20120523 LSL/MWS Mark has put kickstart in place for BB nodes, Phil in Elms Road has rebooted them to get system. I've put final 3 gig inserts in place and cabled them separately. BB workers epgu1n001-047 are available. Overall bandwidth will still be limited to 1G until big switch-over for grid services (next week).
20120523 LSL Portable aircon heat-dump to corridor during day. Temperature 18 deg but can't online PP workers because many jobs are longer than working day. Rang maintainers to request they ensure a quote for compressor is with Estates by tomorrow.
20120522 LSL Aircon unit A compressor is over-current, probably internal flow problem, say Integral. They provide two portable aircon units but no suitable heat dump area overnight.
20120521 LSL Reported aircon not coping with heat-wave. Maintenance informed.

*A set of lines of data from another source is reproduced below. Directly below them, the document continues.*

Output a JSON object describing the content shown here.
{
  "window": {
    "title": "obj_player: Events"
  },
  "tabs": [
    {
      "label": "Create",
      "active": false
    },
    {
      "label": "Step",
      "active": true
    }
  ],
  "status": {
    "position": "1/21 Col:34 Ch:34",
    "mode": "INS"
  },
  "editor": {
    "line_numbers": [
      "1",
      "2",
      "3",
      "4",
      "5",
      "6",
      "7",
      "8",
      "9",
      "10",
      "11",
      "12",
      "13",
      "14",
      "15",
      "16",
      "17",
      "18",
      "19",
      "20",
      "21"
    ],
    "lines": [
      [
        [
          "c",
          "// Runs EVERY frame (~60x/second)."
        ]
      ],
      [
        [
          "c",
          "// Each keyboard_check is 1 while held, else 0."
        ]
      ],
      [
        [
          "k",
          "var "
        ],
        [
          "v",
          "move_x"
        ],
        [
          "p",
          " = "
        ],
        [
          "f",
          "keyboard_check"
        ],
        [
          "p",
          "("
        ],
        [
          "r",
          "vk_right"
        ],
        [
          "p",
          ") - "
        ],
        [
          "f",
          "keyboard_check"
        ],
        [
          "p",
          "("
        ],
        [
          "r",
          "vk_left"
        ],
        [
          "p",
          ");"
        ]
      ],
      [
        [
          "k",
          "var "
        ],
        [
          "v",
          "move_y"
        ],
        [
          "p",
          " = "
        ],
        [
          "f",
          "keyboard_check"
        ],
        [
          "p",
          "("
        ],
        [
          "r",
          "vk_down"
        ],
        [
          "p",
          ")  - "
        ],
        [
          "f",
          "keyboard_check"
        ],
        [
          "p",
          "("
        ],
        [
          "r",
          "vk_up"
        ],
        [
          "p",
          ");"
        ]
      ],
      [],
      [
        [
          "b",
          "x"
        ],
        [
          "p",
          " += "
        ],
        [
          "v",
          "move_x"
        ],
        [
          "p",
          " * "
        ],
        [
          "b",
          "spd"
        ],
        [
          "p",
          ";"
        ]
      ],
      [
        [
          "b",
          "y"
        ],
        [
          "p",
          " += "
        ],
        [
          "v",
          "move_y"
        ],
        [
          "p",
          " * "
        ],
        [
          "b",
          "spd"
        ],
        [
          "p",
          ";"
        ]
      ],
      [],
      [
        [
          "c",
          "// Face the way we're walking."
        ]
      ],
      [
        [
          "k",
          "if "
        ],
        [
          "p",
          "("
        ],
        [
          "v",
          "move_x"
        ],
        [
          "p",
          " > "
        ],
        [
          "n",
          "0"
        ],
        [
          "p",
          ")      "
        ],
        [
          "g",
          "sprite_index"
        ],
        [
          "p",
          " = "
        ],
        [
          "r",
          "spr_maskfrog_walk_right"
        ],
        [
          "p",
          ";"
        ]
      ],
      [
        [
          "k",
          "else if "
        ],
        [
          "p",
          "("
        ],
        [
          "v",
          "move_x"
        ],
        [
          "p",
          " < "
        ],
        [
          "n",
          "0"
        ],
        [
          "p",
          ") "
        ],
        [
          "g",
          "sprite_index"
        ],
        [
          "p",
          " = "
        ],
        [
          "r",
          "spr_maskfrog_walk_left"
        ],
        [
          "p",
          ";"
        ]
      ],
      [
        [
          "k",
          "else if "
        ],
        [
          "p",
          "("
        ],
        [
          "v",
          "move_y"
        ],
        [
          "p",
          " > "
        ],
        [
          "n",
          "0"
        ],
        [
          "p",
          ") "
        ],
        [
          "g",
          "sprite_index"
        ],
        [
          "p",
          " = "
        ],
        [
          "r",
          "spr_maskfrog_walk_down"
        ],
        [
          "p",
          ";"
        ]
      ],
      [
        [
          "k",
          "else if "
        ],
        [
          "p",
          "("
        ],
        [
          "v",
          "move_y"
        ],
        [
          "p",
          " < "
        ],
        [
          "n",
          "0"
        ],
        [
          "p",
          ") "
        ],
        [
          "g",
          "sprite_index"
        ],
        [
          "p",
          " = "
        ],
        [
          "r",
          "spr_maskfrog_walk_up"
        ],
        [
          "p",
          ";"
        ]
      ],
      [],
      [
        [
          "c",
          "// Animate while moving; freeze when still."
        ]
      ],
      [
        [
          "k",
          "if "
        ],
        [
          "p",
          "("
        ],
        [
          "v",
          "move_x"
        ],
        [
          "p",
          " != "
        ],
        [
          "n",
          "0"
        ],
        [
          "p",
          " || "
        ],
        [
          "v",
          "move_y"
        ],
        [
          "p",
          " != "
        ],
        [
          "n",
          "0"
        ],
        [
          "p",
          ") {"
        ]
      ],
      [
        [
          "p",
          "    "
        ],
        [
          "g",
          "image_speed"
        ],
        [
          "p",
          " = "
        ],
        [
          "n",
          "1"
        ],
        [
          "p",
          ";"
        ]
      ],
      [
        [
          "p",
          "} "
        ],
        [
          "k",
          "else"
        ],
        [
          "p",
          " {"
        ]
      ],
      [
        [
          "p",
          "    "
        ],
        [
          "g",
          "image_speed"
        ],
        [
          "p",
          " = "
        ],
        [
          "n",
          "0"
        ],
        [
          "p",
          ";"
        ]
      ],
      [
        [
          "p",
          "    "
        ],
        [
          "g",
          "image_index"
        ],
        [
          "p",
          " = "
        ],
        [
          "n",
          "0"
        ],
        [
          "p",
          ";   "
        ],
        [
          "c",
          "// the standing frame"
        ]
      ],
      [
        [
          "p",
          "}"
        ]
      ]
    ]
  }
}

Temp goes to 35 deg so Mark starts shutting workers.
20120521 LSL S4810 switch #5 installed in BlueBEAR rack, supports u1n001 up, and 10 Gb/s fibre link works after T/R swap. Units picking up Mark's dhcp updates.
20120516 LSL/MWS C6145 unit epgf05 + epgf06 now in production.
20120509 LSL Dell engineer replaced faulty 4GB memory card on epgf02 (JCLB95J). Benchmark HS06 subsequently ran to completion (five hours) without problems.
20120508 LSL/MWS Mark starts to use a nominal 10 HEP-SPEC06 (2500 kSI2k) in information system for cluster, together with a $cputmult and $wallmult in mom_priv/config for our different processors.
20120508 LSL/MWS C6145 unit epgf03 + epgf04 now in production.
20120504 LSL Mark has disabled BB CE so last grid job to run via BB Torque/MOAB finished on 2nd May 2012.
20120504 LSL Re-install epgf03 after benchmarks. epgf04 not responsive so re-install: now ok, so run 48-core benchmark as burn-in/evaluate.
20120503 LSL epgf02 has Northbridge memory errors. Checked with a SL6 system as well. Engineer called: will visit Tuesday. Running benchmark on epgf03 as burn-in/evaluate.
20120503 MWS/LSL Install SL5.8 on epgf03 using kickstart with XFS root filesystem, after several iterations in the %pre section.
20120426 LSL Required disks for c6145 units have arrived so fit them and start formatting them as RAID.
20120426 LSL Discussion with PSH of BB about son of BB cluster: due Aug/Sept 2012. Will need to reconfigure gridPP to low BB nodes first, because of phased replacement programme.
20120418 LSL CVMFS on BB cluster tends to get "Transport endpoint is not connected" more often than PP cluster so detect the problem and lazy-umount it if detected. Seems to work. Hunch that the latest cvmfs version 2.0.13 would include a fix for this problem proves incorrect in practice.